Em poucas horas, a Olimpíada do Rio será encerrada oficialmente. Na grande mídia, veremos a tentativa de celebrar algum legado e o silêncio diante da militarização, das mortes no Alemão, na Favela da Maré. Duvido ouvirmos sobre os mais de 10 pré-candidatos à vereança assasinados na Baixada Fluminense. E veremos mais um pedido público de desculpa protagonizado por um homem. Ryan Lochte, nadador da delegação norte-americana, deve se desculpar novamente em rede nacional por ter depredado um posto de gasolina, mentido sobre sua responsabilidade e a de seus companheiros de equipe e dito que haviam todos sido vítimas de um assalto cometido por policiais.
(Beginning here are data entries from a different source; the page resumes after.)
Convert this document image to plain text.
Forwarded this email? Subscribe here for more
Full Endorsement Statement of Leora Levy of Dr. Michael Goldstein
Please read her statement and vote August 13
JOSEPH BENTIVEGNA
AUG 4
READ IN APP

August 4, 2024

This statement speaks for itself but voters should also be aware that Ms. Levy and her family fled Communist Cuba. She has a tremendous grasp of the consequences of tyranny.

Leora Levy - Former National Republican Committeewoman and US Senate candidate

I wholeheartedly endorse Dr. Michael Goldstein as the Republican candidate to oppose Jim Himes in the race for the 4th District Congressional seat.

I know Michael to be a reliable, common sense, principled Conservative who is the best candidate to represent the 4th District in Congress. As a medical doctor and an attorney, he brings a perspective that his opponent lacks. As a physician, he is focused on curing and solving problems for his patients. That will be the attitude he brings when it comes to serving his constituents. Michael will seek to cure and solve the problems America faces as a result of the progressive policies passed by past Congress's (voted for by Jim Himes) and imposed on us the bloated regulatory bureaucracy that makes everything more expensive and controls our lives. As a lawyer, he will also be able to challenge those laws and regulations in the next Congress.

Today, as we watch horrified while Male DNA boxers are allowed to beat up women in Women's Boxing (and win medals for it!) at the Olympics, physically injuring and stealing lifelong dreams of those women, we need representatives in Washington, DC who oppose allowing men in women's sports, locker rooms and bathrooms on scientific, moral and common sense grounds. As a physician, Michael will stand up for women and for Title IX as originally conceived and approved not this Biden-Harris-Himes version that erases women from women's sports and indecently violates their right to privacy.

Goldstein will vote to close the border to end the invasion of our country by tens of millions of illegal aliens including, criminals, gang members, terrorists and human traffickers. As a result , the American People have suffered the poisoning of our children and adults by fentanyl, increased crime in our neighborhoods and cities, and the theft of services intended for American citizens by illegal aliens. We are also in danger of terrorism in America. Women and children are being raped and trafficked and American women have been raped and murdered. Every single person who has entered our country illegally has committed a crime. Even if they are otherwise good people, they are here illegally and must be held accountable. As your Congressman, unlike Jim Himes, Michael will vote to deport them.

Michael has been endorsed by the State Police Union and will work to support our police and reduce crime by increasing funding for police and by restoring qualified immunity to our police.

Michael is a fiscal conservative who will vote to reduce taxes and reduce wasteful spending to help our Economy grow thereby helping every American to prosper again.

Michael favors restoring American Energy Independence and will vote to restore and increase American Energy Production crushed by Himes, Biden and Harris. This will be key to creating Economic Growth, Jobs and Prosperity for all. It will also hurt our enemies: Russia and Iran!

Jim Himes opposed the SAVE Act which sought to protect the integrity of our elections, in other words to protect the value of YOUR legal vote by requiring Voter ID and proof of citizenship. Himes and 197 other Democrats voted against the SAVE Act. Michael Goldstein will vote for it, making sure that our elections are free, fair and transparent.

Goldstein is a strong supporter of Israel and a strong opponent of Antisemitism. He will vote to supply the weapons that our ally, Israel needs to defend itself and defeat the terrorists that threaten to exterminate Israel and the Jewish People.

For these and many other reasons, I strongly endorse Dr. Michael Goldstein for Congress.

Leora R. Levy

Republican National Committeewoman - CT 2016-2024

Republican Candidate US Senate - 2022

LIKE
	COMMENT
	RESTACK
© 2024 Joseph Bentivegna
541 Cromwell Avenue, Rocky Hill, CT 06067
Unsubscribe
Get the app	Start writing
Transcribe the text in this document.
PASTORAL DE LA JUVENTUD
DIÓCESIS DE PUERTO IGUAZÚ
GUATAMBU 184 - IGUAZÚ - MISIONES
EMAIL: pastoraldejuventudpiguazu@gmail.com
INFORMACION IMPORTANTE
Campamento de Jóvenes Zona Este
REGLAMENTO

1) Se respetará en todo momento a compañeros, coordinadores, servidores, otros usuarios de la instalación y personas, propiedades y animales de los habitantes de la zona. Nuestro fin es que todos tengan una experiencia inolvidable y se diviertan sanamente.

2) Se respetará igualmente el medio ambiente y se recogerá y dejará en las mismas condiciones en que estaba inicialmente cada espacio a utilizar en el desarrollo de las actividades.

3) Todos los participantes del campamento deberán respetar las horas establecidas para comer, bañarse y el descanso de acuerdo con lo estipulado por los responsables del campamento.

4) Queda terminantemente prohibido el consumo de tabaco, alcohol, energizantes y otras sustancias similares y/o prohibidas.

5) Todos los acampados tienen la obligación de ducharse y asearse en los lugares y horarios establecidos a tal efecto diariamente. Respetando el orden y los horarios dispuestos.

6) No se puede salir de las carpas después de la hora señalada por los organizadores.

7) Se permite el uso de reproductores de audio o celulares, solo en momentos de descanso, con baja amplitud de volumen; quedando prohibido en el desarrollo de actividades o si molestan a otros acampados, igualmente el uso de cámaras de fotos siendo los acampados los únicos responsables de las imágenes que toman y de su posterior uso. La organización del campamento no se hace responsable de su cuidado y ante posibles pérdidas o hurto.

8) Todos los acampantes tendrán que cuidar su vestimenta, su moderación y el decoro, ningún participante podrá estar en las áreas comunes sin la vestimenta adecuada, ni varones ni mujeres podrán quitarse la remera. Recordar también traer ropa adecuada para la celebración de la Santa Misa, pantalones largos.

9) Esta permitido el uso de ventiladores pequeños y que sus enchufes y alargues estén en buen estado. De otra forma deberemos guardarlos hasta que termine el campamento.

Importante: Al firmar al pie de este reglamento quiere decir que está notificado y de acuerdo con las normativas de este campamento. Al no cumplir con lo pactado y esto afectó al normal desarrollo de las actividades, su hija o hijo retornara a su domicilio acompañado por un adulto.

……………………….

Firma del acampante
É o que promete a GloboNews, minutos antes de exibir uma matéria que afirma que 11 mulheres foram assassinadas em 11 dias no Rio Grande do Norte.
Lochte deve repetir que foi imaturo. Que foi garoto. Deve pedir desculpas pelo que chamou recentemente de “imprecisão” da sua versão dos fatos.
Tentei me lembrar de um pedido público de desculpas de uma mulher. Tive dificuldade. E me perguntei porque. Só me vieram cenas de lágrimas masculinas temperando declarações de arrependimento. Alegações de irresponsabilidade que mereceriam acolhimento, compreensão. Pedidos de segunda chance. Repito: segunda chance é mais um dos muitos privilégios masculinos. O benefício da dúvida, que supostamente é direito de todas e todos mas é concedido com muito mais frequência a eles, também.
As inconsistências dos depoimentos das que afirmam sofrer violência contra a mulher são julgadas com rigidez impiedosa. Revitimização é a regra na nossa cultura do estupro. Vagabunda. Mitônoma. Mentirosa. Aproveitadora. Fácil. Mereceu. Estão aí Amber Heard vs. Johnny Depp e Patrícia Lelis vs. o Deputado do PSC-SP Marco Feliciano que não me deixam mentir. Enquanto nós deixamos que eles mintam à vontade e os desculpamos depois.
A discussão sobre o legado dos jogos deve ser sobre tudo aquilo que se manterá perversamente igual – portanto, desigual – e aquilo que melhorou. Lochte é mais uma evidência de que tudo permanecerá do jeito que tem sido.
*Manoela Miklos é feminista, Doutora em Relações Internacionais, criadora da campanha #AgoraÉQueSãoElas e uma das editoras desta coluna.